Most of those interviewed said that the lack of professional and educational pathways decreased students’ motivation and increased dropouts and discipline problems. A teacher at a community-led school in Camp 17, with 300 students, said: “Students are not seeing their future, so there is no discipline. If teachers say something and students don’t agree, they might just leave and say we are wasting our money.”

A master trainer contrasted his youth in Myanmar, before restrictions blocked Rohingya from university education, and in the Cox’s Bazar refugee camps. “When I was a student in class 2, we already dreamed of going to university and professions. But here … there are no goals, they don’t see anything in the future. If there is no dream, there is no reason for hard work.”

One positive initiative in the camps is a six-month learning program for Rohingya aged 15-24, run , with an 83 percent completion rate, according to staff. However, the program’s capacity is limited. About 1,000 Rohingya had completed the program and 1,000 more are enrolled while a 2022 UN assessment found more than 306,000 youth aged 18-24 in the camps.

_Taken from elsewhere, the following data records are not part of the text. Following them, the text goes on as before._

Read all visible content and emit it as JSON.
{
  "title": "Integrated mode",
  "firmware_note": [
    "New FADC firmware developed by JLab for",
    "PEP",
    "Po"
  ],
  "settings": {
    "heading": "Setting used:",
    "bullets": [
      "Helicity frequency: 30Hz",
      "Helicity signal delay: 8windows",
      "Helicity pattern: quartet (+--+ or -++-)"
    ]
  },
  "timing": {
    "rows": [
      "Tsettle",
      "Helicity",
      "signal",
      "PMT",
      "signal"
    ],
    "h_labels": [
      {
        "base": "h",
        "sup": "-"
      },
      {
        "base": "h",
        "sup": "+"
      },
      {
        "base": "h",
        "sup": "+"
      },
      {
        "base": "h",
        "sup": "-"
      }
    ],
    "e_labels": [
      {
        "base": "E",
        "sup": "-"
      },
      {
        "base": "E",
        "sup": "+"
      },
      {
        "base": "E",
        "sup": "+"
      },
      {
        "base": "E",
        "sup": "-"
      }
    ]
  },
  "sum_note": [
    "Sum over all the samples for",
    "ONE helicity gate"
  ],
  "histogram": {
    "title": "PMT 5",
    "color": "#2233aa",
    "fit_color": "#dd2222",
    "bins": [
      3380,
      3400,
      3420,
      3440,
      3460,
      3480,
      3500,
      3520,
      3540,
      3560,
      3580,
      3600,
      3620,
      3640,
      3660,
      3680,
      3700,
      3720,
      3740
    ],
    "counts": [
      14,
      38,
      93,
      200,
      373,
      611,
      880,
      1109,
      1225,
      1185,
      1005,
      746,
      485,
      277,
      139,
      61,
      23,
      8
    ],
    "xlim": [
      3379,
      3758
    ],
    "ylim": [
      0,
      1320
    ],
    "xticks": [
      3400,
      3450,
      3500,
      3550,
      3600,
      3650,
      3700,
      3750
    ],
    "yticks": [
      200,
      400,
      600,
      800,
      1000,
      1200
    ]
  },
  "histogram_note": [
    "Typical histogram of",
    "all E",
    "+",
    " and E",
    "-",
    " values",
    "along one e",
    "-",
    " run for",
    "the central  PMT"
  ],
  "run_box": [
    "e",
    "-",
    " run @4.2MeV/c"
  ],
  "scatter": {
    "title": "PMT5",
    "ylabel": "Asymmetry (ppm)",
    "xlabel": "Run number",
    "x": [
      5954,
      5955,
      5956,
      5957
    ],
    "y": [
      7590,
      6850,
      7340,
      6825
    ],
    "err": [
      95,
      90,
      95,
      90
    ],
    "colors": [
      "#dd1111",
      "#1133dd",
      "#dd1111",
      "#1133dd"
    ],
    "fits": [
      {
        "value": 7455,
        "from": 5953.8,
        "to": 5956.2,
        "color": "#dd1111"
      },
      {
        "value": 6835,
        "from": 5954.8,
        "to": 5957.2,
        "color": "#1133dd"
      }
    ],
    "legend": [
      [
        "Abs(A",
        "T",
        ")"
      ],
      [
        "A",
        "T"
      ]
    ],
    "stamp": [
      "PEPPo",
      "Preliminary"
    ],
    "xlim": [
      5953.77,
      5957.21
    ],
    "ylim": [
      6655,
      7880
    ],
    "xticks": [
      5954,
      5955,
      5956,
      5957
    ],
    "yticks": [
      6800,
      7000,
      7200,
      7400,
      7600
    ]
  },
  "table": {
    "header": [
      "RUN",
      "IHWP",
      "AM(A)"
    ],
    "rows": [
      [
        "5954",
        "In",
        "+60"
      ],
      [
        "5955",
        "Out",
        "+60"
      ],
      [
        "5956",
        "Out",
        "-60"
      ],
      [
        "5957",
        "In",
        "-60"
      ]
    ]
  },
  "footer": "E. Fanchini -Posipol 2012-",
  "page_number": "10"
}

A Bangladeshi education expert said that the government should allow universities to enroll Rohingya students and allow internet access for online learning including higher education. Some students manage to enroll in online higher education in the camps but contravene official policy to do so. 

Child Abduction and Recruitment by Armed Groups

Abductions for ransom or by armed groups of children in the Cox’s Bazar camps were so frequent in late 2024 that many parents stopped allowing their children to leave their shelters, including to go to school, camp residents said. A learning program for 15–24-year-olds stopped operating for a month because “students had been abducted, children and adults,” the director said. A father said that UN agencies were unable to keep children safe, and regretted that his 8-year-old son, and his daughters in class 5 and class 4, had all dropped out of community-led schools due to fear after attempted attacks or assaults.

In the first quarter of 2025, UN protection monitors reported 38 boys and 13 girls were kidnapped or abducted in the camps. In group interviews conducted in April 2025, 14 people in the Cox’s Bazar camps described six cases of child abduction for ransom in 2024 and 2025, in one of which the child abducted was killed. They said none of the cases had a meaningful police investigation.

Human Rights Watch documented cases in which Rohingya armed groups recruited and used a 13-year-old boy as a porter and cleaner in Myanmar, and used a 10-year-old boy to smuggle yaba, a methamphetamine, across checkpoints. The prevalence of child recruitment, a humanitarian official said, was linked to the lack of education: “[Children] are in this small area, with no certificates, no future. Ask them about their dreams and they might laugh. [Armed groups are] the way to status and some money.”

By contrast, on Bhasan Char, Human Rights Watch interviewed three refugee families who had relocated to the island after being targeted by armed groups in the mainland camp. All the people interviewed said there was no armed group activity on the island, unlike the mainland camps, and that Bangladesh authorities clamped down periodically on smuggling groups.

Bhasan Char Island

“The main reasons for dropouts are lack of quality education, [to go] to work, and to go back to [the mainland] camp,” a teacher said. A student at a learning center said that three of the four teachers he had last year had fled. The journey to the mainland can prove fatal: during the rainy season in 2024, two or three people drowned each month as they took boats to reach the mainland, a teacher said.

There are currently no specialized education programs for children with disabilities in the refugee camps in Cox’s Bazar or on Bhasan Char island. Groups specializing in support for children with disabilities used to work in Cox’s Bazar but closed their programs due to funding cuts.